RoCE protocol exchanges “active_mtu” values and negotiates it between both ends. The minimum MTU will be used.
So what is going on here? I started researching a bit more and I found this in the release notes of the WinOF-2 2.20 driver.
Description: In RoCE, the maximum MTU of WinOF-2 (4k) is greater than the maximum MTU of WinOF (2k). As a result, when working with MTU greater than 2k, WinOF and WinOF-2 cannot operate together.
Well the ConnectX-3 Pro uses WinOF and the ConnectX-4 uses WinOF-2 so this is what they call a hint. But still, if you look at the mechanism for negotiating the RoCE frame size this should negotiate fine in our setup, right?
The Fix
Well, we tried fixing the RoCE frame size to 2048 on both ConnectX-3 Pro and ConnectX-4 NICs. We left the NIC MTU at 9014. That did not help at all. What did help in the end wat set the NIC MTU sizes to 1514 (default) and set the Max RoCE frame size to automatic again? With this setting, all scenarios in all direction do work as expected.
Personally, I think the negotiation of the RoCE frame size, when set to automatic should figure this out correctly with the NIC MTU size set to 9014 as well. But I am happy I found a workaround where we can leverage RDMA during the migration, After that is done we can set the NIC MTU sizes back to 9014 when there is no more need for ConnectX-4 / ConnectX3 RDMA traffic.
Conclusion
The above behavior was unexpected based on the documentation. I argue the RoCE frame size negotiation should work thing out correctly in each direction. Maybe a fix will appear in a new WinOF-2 driver. The good news is that after checking many permutations I found came up with a fix. Luckily, we can leave jumbo frames configured across the network fabric. Reverting the NIC interfaces MTU size to 1514 on both side and leaving the RoCE frame size on auto on both sides works fine. So that is all that’s needed for fixing slow RoCE RDMA performance with WinOF-2 to WinOF. This will do just fine during the co-existence period and we keep it in mind whenever we encounter this behavior again.
The read up on MTU link is dead, great post though,
The link has been fixed. Thanks for letting me know it was dead.
Did you experience a performance de-/increase bumping the MTU to 9014 ? I’ve tested all MTUs extensively using Connect-X 4 cards but have been completely unable to measure any increase (or decrease) in performance at all ?

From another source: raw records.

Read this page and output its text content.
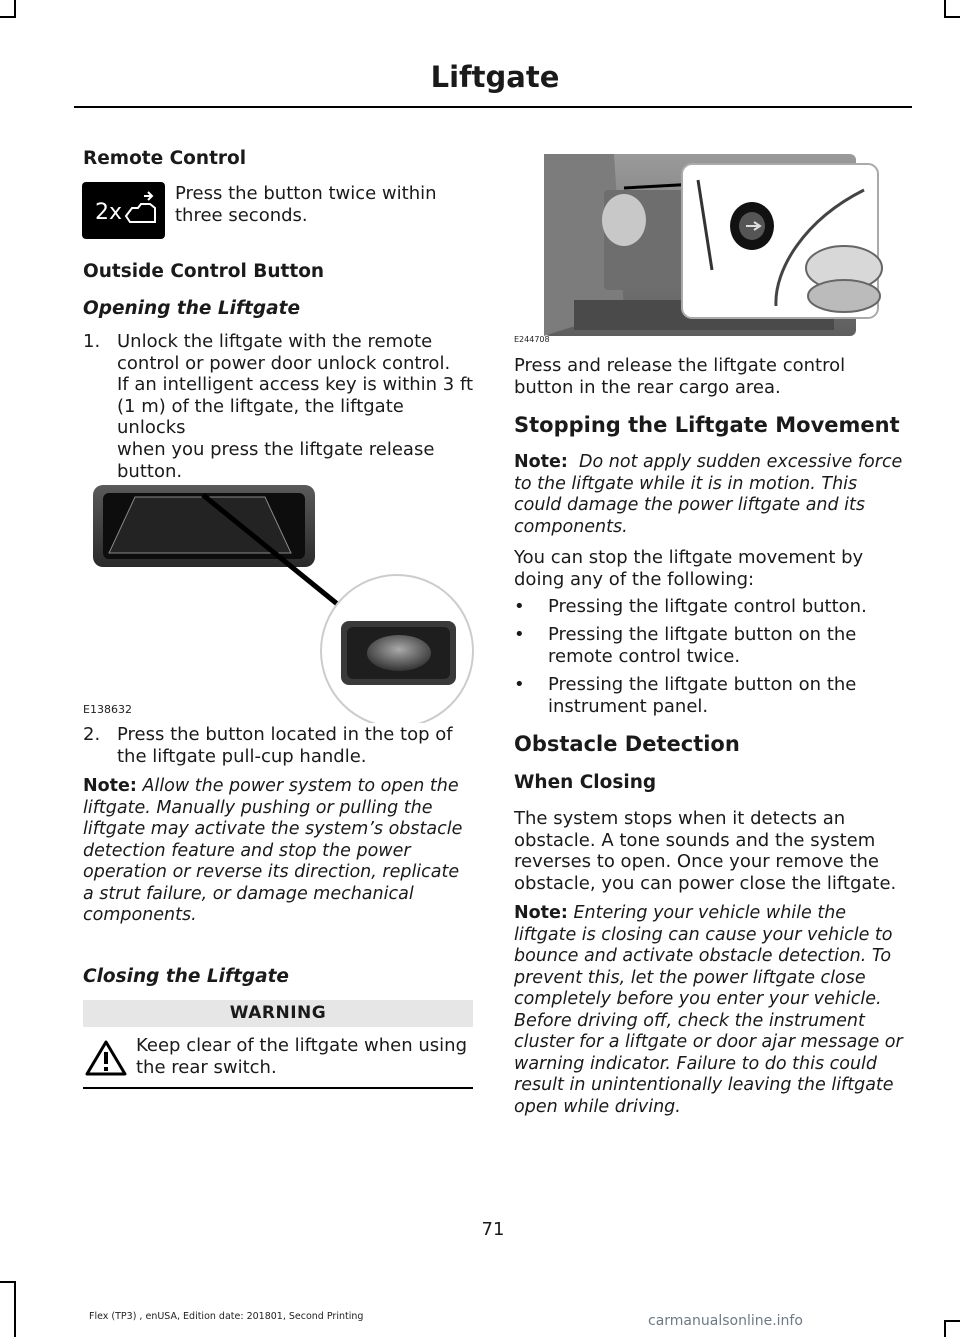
Liftgate
Remote Control
2x
Press the button twice within three seconds.
Outside Control Button
Opening the Liftgate
1. Unlock the liftgate with the remote
control or power door unlock control.
If an intelligent access key is within 3 ft
(1 m) of the liftgate, the liftgate unlocks
when you press the liftgate release
button.
E138632
2. Press the button located in the top of
the liftgate pull-cup handle.
Note: Allow the power system to open the
liftgate. Manually pushing or pulling the
liftgate may activate the system’s obstacle
detection feature and stop the power
operation or reverse its direction, replicate
a strut failure, or damage mechanical
components.
Closing the Liftgate
WARNING
Keep clear of the liftgate when using
the rear switch.
E244708
Press and release the liftgate control
button in the rear cargo area.
Stopping the Liftgate Movement
Note: Do not apply sudden excessive force
to the liftgate while it is in motion. This
could damage the power liftgate and its
components.
You can stop the liftgate movement by
doing any of the following:
• Pressing the liftgate control button.
• Pressing the liftgate button on the
remote control twice.
• Pressing the liftgate button on the
instrument panel.
Obstacle Detection
When Closing
The system stops when it detects an
obstacle. A tone sounds and the system
reverses to open. Once your remove the
obstacle, you can power close the liftgate.
Note: Entering your vehicle while the
liftgate is closing can cause your vehicle to
bounce and activate obstacle detection. To
prevent this, let the power liftgate close
completely before you enter your vehicle.
Before driving off, check the instrument
cluster for a liftgate or door ajar message or
warning indicator. Failure to do this could
result in unintentionally leaving the liftgate
open while driving.
71
Flex (TP3) , enUSA, Edition date: 201801, Second Printing	carmanualsonline.info
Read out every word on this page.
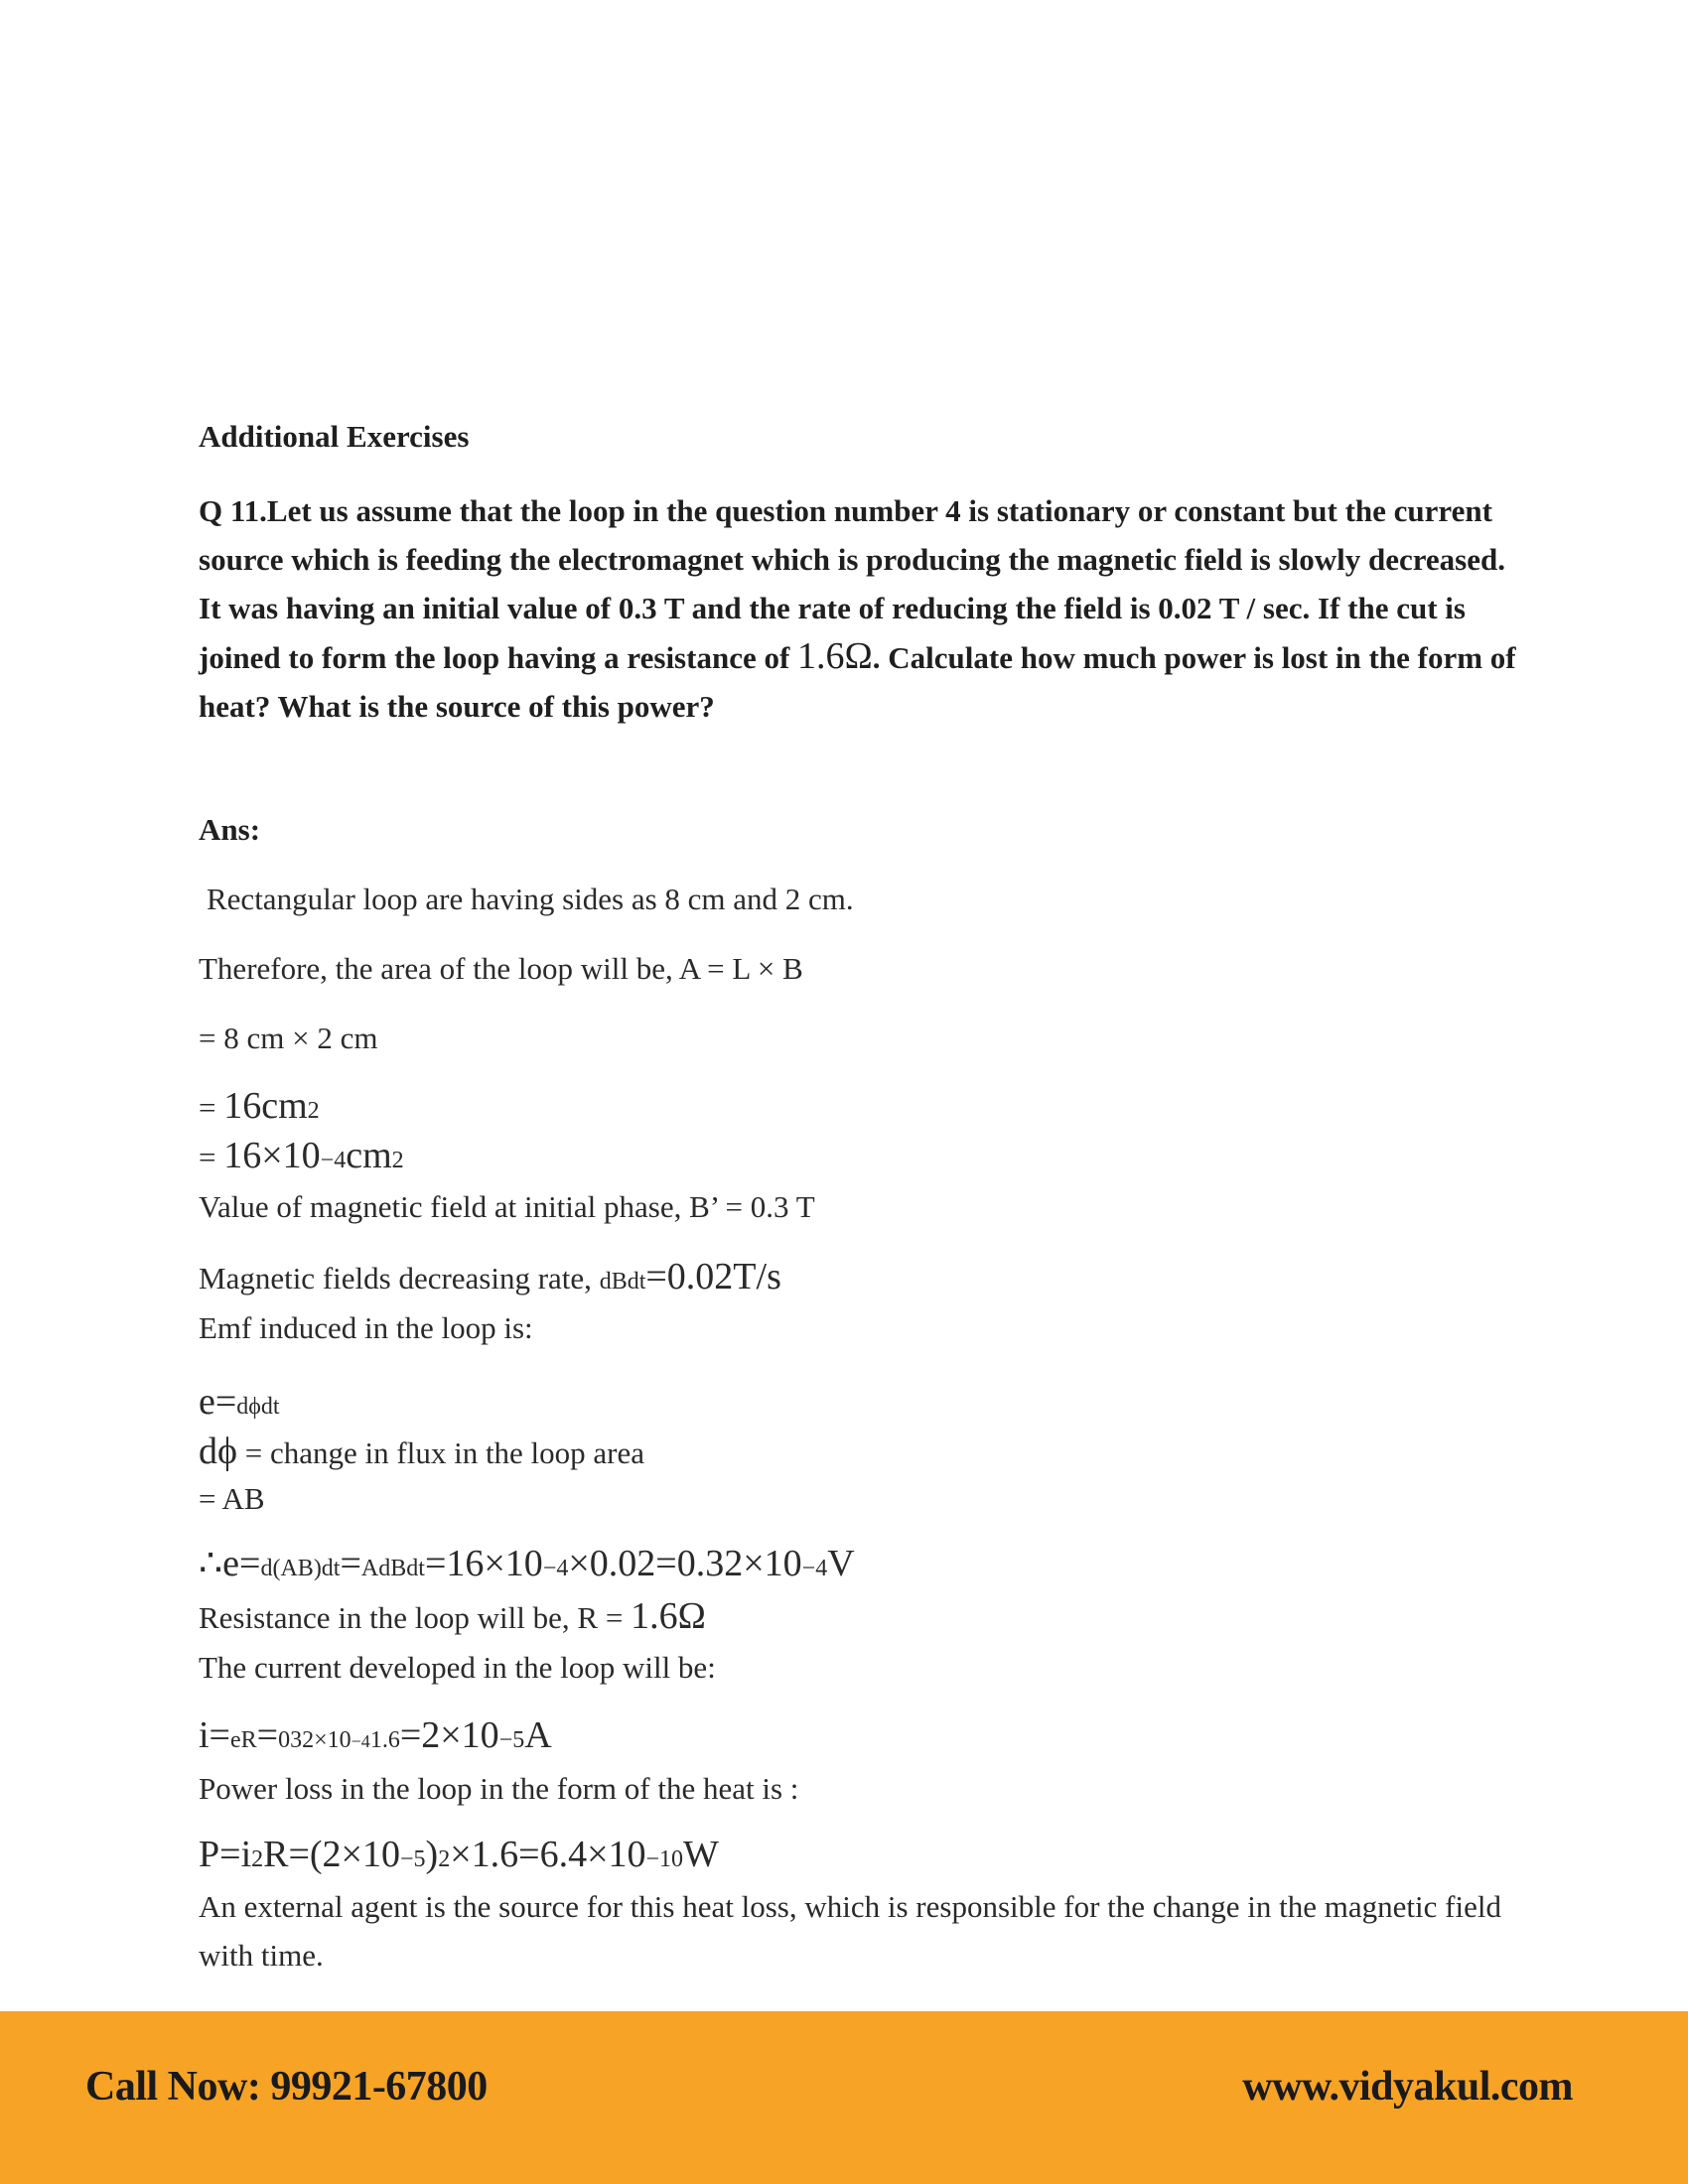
Additional Exercises
Q 11.Let us assume that the loop in the question number 4 is stationary or constant but the current source which is feeding the electromagnet which is producing the magnetic field is slowly decreased. It was having an initial value of 0.3 T and the rate of reducing the field is 0.02 T / sec. If the cut is joined to form the loop having a resistance of 1.6Ω. Calculate how much power is lost in the form of heat? What is the source of this power?
Ans:
Rectangular loop are having sides as 8 cm and 2 cm.
Therefore, the area of the loop will be, A = L × B
= 8 cm × 2 cm
= 16cm2
= 16×10−4cm2
Value of magnetic field at initial phase, B’ = 0.3 T
Magnetic fields decreasing rate, dBdt=0.02T/s
Emf induced in the loop is:
e=dϕdt
dϕ = change in flux in the loop area
= AB
∴e=d(AB)dt=AdBdt=16×10−4×0.02=0.32×10−4V
Resistance in the loop will be, R = 1.6Ω
The current developed in the loop will be:
i=eR=032×10−41.6=2×10−5A
Power loss in the loop in the form of the heat is :
P=i2R=(2×10−5)2×1.6=6.4×10−10W
An external agent is the source for this heat loss, which is responsible for the change in the magnetic field with time.
Call Now: 99921-67800	www.vidyakul.com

Marginal 1-2% with RDMA for our workloads as the biggest benefits of Jumbo frames is a reduction of CPU cycles (up to 20%) which is a non-issue with RDMA. However, if RDMA fails or you have workloads that do no leverage RDMA going of the NICs/Stack it does help and is why I always configure it when We have the stack end to end under control. I blogged enough on that subject over the years.